Both were adamant: “Why are we trying to endow machines with human capabilities when we need to empower humans with machine capability (through enhancing natural intelligence)?”.

Humans have cognitive limitations. Only machines have the cognitive load to aggregate and find patterns within the information.We need to work with tools that run on machines that can help humans respond to the tough problems. Only humans have the emotional capability to do this today.

Designing for the future

David’s long term plan is to have the Data Guild become the engine for solving many of these problems at scale and having a true impact on the world.  Today they have the prototyping capability with lots of problems currently being tackled.

For Chris, the foundation of the Guild is the community. Within 5 years time he wants to continue to nurture a tribe of people trying to make a difference in climate change, health care, energy etc.

There are many questions about the application of the technologies and their implications.  As per Chris,

We need more people who are mindful of those implications and be willing to say no to certain applications of the technology… The arms-race mentality is dangerous: If we don’t build it, someone else will.

We need to be more empathic to the broader concerns and how technology may help.
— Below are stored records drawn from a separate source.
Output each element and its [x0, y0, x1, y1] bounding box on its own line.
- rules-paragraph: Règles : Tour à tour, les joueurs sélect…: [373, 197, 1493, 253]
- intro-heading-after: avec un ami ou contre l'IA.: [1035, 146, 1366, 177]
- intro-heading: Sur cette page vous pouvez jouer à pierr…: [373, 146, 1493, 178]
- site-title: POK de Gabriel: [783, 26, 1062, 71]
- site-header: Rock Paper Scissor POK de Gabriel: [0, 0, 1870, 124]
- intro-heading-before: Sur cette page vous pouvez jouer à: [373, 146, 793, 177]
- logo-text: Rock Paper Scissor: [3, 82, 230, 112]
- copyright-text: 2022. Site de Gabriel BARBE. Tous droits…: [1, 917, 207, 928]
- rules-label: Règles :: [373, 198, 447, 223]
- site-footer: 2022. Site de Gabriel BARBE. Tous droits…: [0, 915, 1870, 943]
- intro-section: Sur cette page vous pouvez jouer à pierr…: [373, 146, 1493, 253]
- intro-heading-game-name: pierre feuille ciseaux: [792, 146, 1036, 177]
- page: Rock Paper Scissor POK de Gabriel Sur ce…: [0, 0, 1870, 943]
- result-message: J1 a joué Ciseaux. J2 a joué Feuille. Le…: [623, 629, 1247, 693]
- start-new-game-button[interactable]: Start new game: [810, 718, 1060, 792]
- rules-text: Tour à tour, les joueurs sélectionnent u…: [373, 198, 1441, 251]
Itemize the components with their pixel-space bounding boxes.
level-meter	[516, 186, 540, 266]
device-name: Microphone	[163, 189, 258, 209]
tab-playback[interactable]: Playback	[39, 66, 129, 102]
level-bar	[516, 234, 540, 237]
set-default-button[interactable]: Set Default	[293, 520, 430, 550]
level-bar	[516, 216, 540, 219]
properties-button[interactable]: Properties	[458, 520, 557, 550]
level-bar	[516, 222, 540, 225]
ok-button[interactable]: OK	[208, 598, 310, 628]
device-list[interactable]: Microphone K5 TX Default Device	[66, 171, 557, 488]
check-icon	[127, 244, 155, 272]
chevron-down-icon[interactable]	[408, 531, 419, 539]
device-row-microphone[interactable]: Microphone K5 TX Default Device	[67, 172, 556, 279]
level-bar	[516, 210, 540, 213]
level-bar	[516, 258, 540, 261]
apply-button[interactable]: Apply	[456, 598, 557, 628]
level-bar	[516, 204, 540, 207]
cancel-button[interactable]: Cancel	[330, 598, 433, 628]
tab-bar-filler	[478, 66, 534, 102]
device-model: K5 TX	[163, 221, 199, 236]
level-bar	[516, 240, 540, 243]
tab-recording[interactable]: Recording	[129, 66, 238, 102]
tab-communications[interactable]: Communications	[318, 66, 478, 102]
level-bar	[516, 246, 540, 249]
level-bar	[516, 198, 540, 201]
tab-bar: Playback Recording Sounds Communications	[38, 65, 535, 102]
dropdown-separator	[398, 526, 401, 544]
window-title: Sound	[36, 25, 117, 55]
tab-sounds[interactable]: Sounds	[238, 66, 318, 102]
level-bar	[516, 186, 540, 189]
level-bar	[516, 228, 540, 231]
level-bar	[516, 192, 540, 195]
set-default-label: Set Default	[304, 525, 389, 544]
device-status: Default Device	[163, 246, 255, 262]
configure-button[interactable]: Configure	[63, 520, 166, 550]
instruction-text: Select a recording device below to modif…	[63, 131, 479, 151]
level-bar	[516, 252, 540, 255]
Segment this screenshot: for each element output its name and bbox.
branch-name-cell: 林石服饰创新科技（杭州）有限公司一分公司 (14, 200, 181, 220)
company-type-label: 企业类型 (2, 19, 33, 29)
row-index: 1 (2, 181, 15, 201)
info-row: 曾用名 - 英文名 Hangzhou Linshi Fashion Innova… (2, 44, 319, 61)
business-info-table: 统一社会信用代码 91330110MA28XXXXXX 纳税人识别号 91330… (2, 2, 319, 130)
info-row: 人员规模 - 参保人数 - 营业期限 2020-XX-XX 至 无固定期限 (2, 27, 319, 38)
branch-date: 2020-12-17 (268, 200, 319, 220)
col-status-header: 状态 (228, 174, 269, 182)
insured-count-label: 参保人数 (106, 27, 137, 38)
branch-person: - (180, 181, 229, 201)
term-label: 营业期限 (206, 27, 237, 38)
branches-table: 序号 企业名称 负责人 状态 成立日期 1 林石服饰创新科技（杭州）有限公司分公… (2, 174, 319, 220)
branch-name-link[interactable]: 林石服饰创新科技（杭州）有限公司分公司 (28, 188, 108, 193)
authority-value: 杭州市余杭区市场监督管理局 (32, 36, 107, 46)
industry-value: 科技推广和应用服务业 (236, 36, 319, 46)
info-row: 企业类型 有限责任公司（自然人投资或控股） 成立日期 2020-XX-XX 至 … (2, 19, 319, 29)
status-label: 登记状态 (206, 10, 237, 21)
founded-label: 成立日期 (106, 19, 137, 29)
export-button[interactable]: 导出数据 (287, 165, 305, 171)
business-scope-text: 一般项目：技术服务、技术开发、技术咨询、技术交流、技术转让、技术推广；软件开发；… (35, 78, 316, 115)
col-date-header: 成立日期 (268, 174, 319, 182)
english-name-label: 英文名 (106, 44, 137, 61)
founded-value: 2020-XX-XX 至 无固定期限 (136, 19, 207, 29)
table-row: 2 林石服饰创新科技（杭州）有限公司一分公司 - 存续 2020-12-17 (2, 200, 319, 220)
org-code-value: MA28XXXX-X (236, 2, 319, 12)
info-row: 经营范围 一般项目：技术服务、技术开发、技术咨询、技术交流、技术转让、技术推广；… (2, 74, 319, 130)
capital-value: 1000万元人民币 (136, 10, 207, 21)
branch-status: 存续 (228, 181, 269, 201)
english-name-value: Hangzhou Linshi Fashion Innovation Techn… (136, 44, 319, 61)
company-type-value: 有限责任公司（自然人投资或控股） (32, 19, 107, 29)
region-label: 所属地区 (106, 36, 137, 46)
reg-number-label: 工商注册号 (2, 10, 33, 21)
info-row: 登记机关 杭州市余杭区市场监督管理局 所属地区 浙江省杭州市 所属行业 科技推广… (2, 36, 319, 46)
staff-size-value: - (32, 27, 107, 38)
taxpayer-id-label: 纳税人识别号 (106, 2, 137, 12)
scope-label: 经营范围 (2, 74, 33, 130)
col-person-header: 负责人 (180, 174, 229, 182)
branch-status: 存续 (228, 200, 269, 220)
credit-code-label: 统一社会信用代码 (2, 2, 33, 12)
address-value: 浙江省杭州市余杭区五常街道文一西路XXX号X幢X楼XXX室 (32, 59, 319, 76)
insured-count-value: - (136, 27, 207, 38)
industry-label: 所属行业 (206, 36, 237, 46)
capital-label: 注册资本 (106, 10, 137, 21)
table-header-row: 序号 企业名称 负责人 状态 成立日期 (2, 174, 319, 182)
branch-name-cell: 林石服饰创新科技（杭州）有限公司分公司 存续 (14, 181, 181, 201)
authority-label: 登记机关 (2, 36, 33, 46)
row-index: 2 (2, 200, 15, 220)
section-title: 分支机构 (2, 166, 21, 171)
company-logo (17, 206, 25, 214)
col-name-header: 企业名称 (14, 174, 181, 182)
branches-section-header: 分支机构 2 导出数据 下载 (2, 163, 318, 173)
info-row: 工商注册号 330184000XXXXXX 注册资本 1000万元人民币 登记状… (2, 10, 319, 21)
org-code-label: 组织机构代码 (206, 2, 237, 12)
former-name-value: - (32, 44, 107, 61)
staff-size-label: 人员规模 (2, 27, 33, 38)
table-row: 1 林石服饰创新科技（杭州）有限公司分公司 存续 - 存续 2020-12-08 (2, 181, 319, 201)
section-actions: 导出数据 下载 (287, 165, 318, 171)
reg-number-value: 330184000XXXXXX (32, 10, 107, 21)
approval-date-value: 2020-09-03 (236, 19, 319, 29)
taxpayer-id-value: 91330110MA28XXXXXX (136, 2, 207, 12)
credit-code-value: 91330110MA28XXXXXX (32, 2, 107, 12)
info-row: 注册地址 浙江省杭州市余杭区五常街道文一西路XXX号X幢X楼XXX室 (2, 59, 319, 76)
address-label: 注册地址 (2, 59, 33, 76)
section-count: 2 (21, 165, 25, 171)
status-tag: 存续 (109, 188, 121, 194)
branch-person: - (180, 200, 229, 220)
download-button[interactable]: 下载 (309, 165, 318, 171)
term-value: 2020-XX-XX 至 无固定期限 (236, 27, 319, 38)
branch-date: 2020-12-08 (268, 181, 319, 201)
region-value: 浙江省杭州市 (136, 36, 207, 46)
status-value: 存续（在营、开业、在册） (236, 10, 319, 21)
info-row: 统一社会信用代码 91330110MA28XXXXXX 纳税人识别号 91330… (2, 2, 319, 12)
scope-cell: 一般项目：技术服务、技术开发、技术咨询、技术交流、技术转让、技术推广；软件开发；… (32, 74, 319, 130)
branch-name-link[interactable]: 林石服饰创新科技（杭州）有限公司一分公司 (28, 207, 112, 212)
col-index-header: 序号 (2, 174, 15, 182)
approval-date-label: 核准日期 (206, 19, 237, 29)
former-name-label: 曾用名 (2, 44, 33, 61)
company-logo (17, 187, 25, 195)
More importantly, the best way we may help is NOT to intervene. Building a tribe that believes that can make a significant difference in the world.

About David Gutelius: Dave previously drove the data science and technology innovation at Jive Software as a Chief social scientist. He also founded Proximal Labs (a machine learning company) which was acquired by Jive. David also cofounded the Social Computing Group and while there, he worked with client, DARPA (the emerging technology arm of the US Dept of Defence) on one of the largest machine learning projects in US Govt history called CALO. 

About Chris Diehl: Chris has extensive experience defining and developing analytics for different sense making and prediction tasks. Chris was also the principle scientist at Jive Software, designing and developing advanced analytics for social enterprise and online community health assessment. Prior to that he spent 10 years at John Hoppkins’ University physics lab developing machine learning approaches for Department of Defence and intelligence community.

About Humanity in Data: Data isn’t only a story of numbers … or information … or insight. We forget, it is also about the people who interpret that data. Looking for Humanity in Data seeks to explain the ways in which behavioral data represents the mind and emotions of those who generate it. We do this by engaging with data science specialists and practitioners in this space. Our purpose is to translate from the scientific to the every day impact of technology on the individual. We’ll discuss topics about information collection, privacy and governance, increased contextualization and what is at stake for everyone.